In the figure displayed below, the machine learning approach to anaphor resolution followed by ROSANA-ML is outlined. It is distinguished between the training phase, which is shown in the upper part of the figure, and the application (anaphor resolution) phase sketched in the lower part of the figure.
During the training phase, based on a training text corpus, a set of feature vectors is generated which consists of feature tuples derived from the (anaphor, antecedent candidate) pairs that are considered during the antecedent selection phase of the anaphor resolution algorithm ROSANA. This output is written to a file data.fve, which, during the next step, is classified by employing intellectually gathered key data (file data.key). The result consists of a set of training vectors (file data.fvc) which are classified as either COSPEC or NON_COSPEC, depending on whether, according to the key, the respective occurrences of anaphor and antecedent candidate are cospecifying or not cospecifying. Finally, these training cases are submitted to the C4.5 machine learning algorithm: C4.5 derives a decision-tree-shaped classifier (file data.dts) suitable for categorizing arbitrary feature vectors that are of the same signature as the training vectors.
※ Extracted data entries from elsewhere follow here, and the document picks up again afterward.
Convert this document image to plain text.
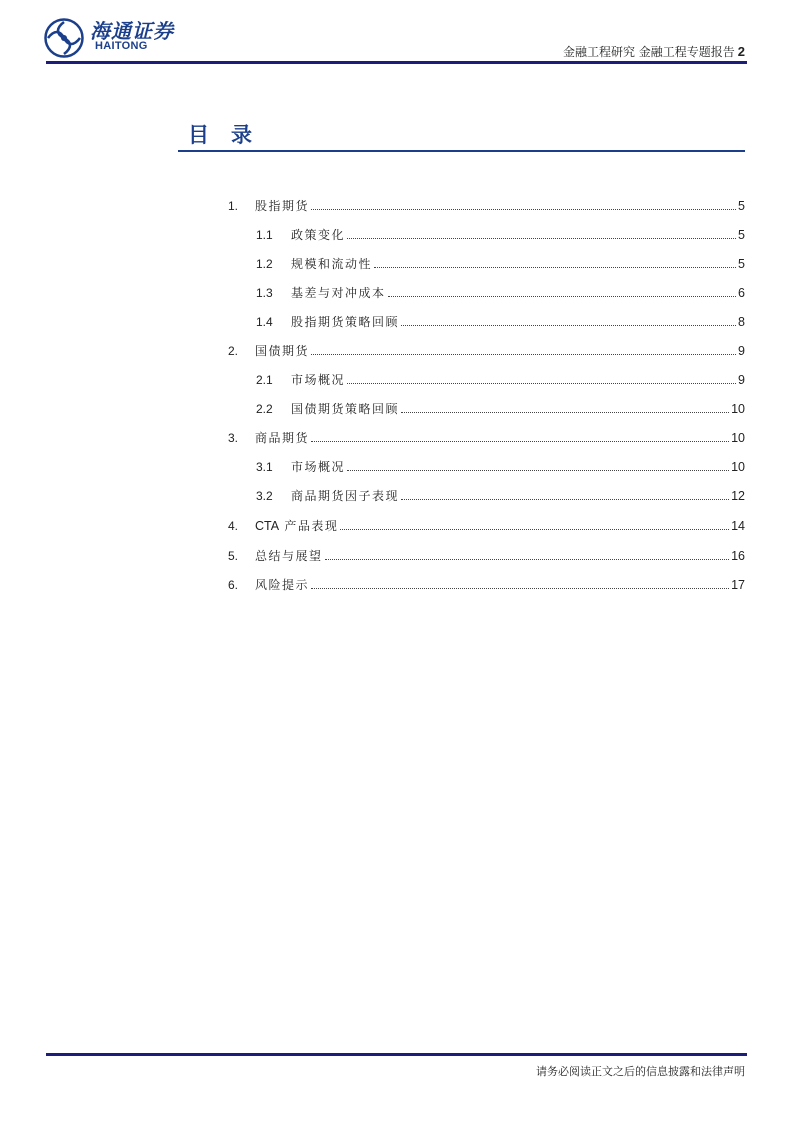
海通证券
HAITONG	金融工程研究 金融工程专题报告 2
目录
1.	股指期货	5
1.1	政策变化	5
1.2	规模和流动性	5
1.3	基差与对冲成本	6
1.4	股指期货策略回顾	8
2.	国债期货	9
2.1	市场概况	9
2.2	国债期货策略回顾	10
3.	商品期货	10
3.1	市场概况	10
3.2	商品期货因子表现	12
4.	CTA 产品表现	14
5.	总结与展望	16
6.	风险提示	17
请务必阅读正文之后的信息披露和法律声明
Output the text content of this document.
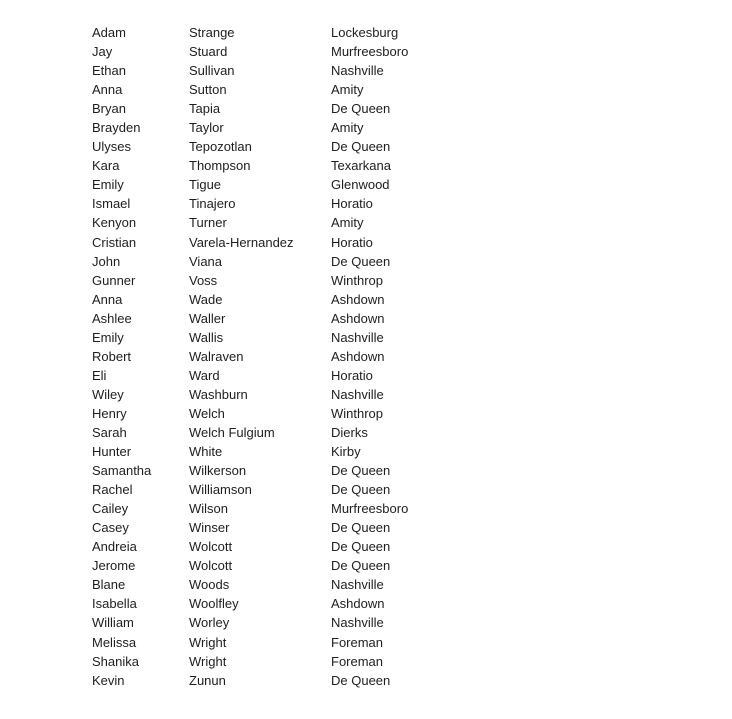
Adam	Strange	Lockesburg
Jay	Stuard	Murfreesboro
Ethan	Sullivan	Nashville
Anna	Sutton	Amity
Bryan	Tapia	De Queen
Brayden	Taylor	Amity
Ulyses	Tepozotlan	De Queen
Kara	Thompson	Texarkana
Emily	Tigue	Glenwood
Ismael	Tinajero	Horatio
Kenyon	Turner	Amity
Cristian	Varela-Hernandez	Horatio
John	Viana	De Queen
Gunner	Voss	Winthrop
Anna	Wade	Ashdown
Ashlee	Waller	Ashdown
Emily	Wallis	Nashville
Robert	Walraven	Ashdown
Eli	Ward	Horatio
Wiley	Washburn	Nashville
Henry	Welch	Winthrop
Sarah	Welch Fulgium	Dierks
Hunter	White	Kirby
Samantha	Wilkerson	De Queen
Rachel	Williamson	De Queen
Cailey	Wilson	Murfreesboro
Casey	Winser	De Queen
Andreia	Wolcott	De Queen
Jerome	Wolcott	De Queen
Blane	Woods	Nashville
Isabella	Woolfley	Ashdown
William	Worley	Nashville
Melissa	Wright	Foreman
Shanika	Wright	Foreman
Kevin	Zunun	De Queen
Application (Anaphor Resolution) Phase
In the application (anaphor resolution) phase, the learned classifiers are employed for antecedent selection: to discern between more and less plausible candidates, instead of applying a set of salience factors (as done by the manually designed algorithm ROSANA), a decision tree lookup is performed, which yields a (heuristic) prediction COSPEC or NON_COSPEC. In combination with a secondary preference criterion (such as surface distance), this prediction renders possible an ordering of the antecedent candidates of an anaphor according to decreasing plausibility. The anaphor resolution output is written to the files data.ana (coreference classes) and data.ref (basically, anaphoric resumption chains). During formal evaluation, the interpretation quality of ROSANA-ML will be measured with respect to various evaluation disciplines, among which are immediate antecedency (ia) and non-pronominal anchors (na) (see below).
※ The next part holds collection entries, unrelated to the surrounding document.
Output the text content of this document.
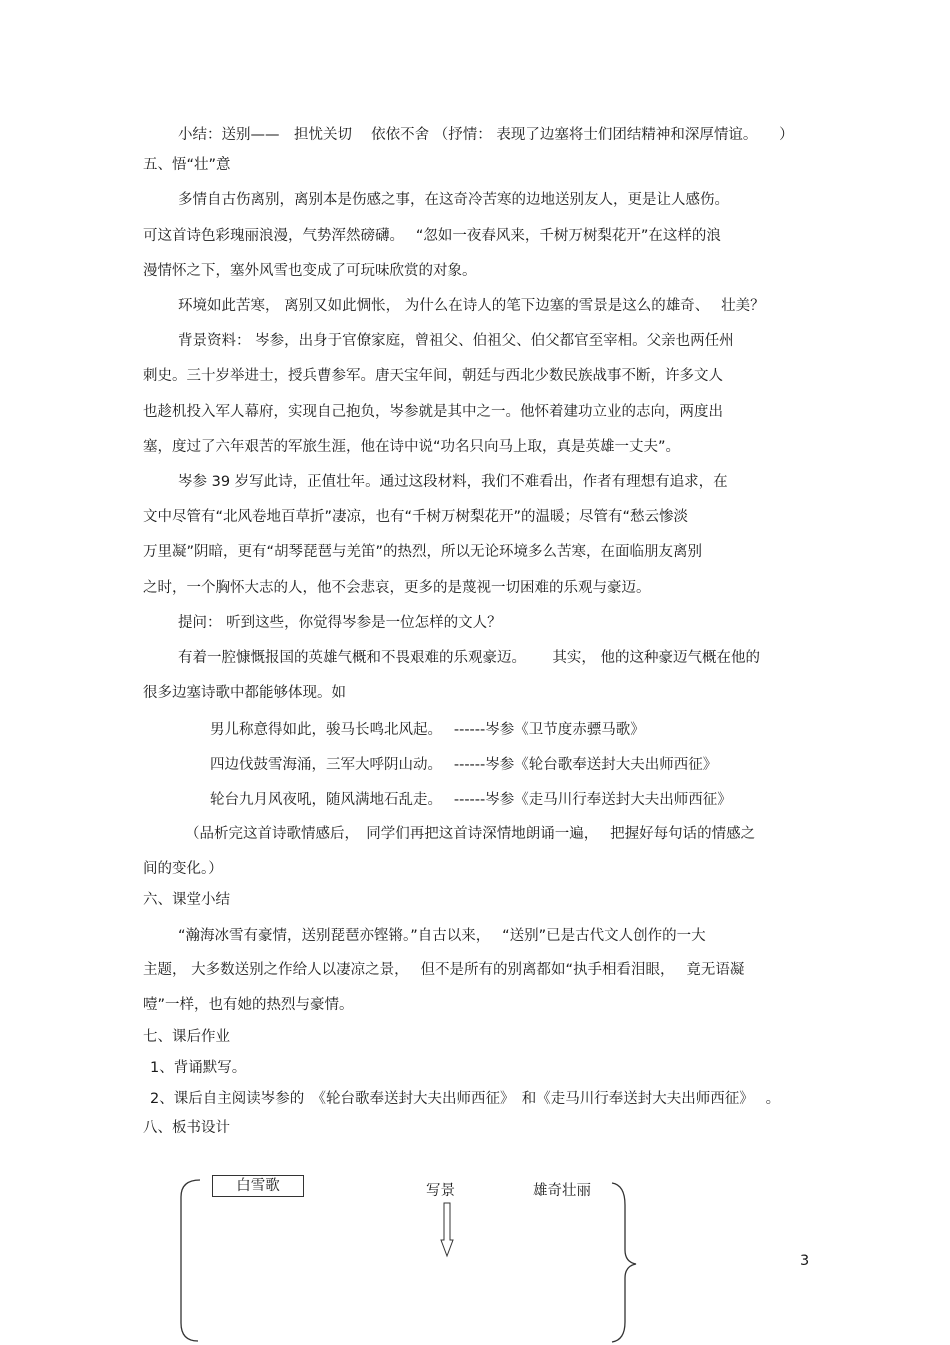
小结：送别——　担忧关切　 依依不舍 （抒情： 表现了边塞将士们团结精神和深厚情谊。　　）
五、悟“壮”意
多情自古伤离别，离别本是伤感之事，在这奇冷苦寒的边地送别友人，更是让人感伤。
可这首诗色彩瑰丽浪漫，气势浑然磅礴。　 “忽如一夜春风来，千树万树梨花开”在这样的浪
漫情怀之下，塞外风雪也变成了可玩味欣赏的对象。
环境如此苦寒， 离别又如此惆怅， 为什么在诗人的笔下边塞的雪景是这么的雄奇、　 壮美？
背景资料： 岑参，出身于官僚家庭，曾祖父、伯祖父、伯父都官至宰相。父亲也两任州
刺史。三十岁举进士，授兵曹参军。唐天宝年间，朝廷与西北少数民族战事不断，许多文人
也趁机投入军人幕府，实现自己抱负，岑参就是其中之一。他怀着建功立业的志向，两度出
塞，度过了六年艰苦的军旅生涯，他在诗中说“功名只向马上取，真是英雄一丈夫”。
岑参 39 岁写此诗，正值壮年。通过这段材料，我们不难看出，作者有理想有追求，在
文中尽管有“北风卷地百草折”凄凉，也有“千树万树梨花开”的温暖；尽管有“愁云惨淡
万里凝”阴暗，更有“胡琴琵琶与羌笛”的热烈，所以无论环境多么苦寒，在面临朋友离别
之时，一个胸怀大志的人，他不会悲哀，更多的是蔑视一切困难的乐观与豪迈。
提问： 听到这些，你觉得岑参是一位怎样的文人？
有着一腔慷慨报国的英雄气概和不畏艰难的乐观豪迈。　　 其实， 他的这种豪迈气概在他的
很多边塞诗歌中都能够体现。如
男儿称意得如此，骏马长鸣北风起。　 ------岑参《卫节度赤骠马歌》
四边伐鼓雪海涌，三军大呼阴山动。　 ------岑参《轮台歌奉送封大夫出师西征》
轮台九月风夜吼，随风满地石乱走。　 ------岑参《走马川行奉送封大夫出师西征》
（品析完这首诗歌情感后，　同学们再把这首诗深情地朗诵一遍，　 把握好每句话的情感之
间的变化。）
六、课堂小结
“瀚海冰雪有豪情，送别琵琶亦铿锵。”自古以来，　 “送别”已是古代文人创作的一大
主题， 大多数送别之作给人以凄凉之景，　 但不是所有的别离都如“执手相看泪眼，　 竟无语凝
噎”一样，也有她的热烈与豪情。
七、课后作业
1、背诵默写。
2、课后自主阅读岑参的　《轮台歌奉送封大夫出师西征》　和《走马川行奉送封大夫出师西征》　 。
八、板书设计
白雪歌	写景	雄奇壮丽
3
For being compatible with the classifiers learned during the training phase, the application version of ROSANA-ML has to employ the identical feature vector signature, i.e. the same Cartesian product of attribute sets to which the individual instances of anaphors and antecedent candidates are mapped. There are further settings, such as the exact way how the antecedent filtering criteria are to be applied, which should be identical during training set generation and application phase (see below).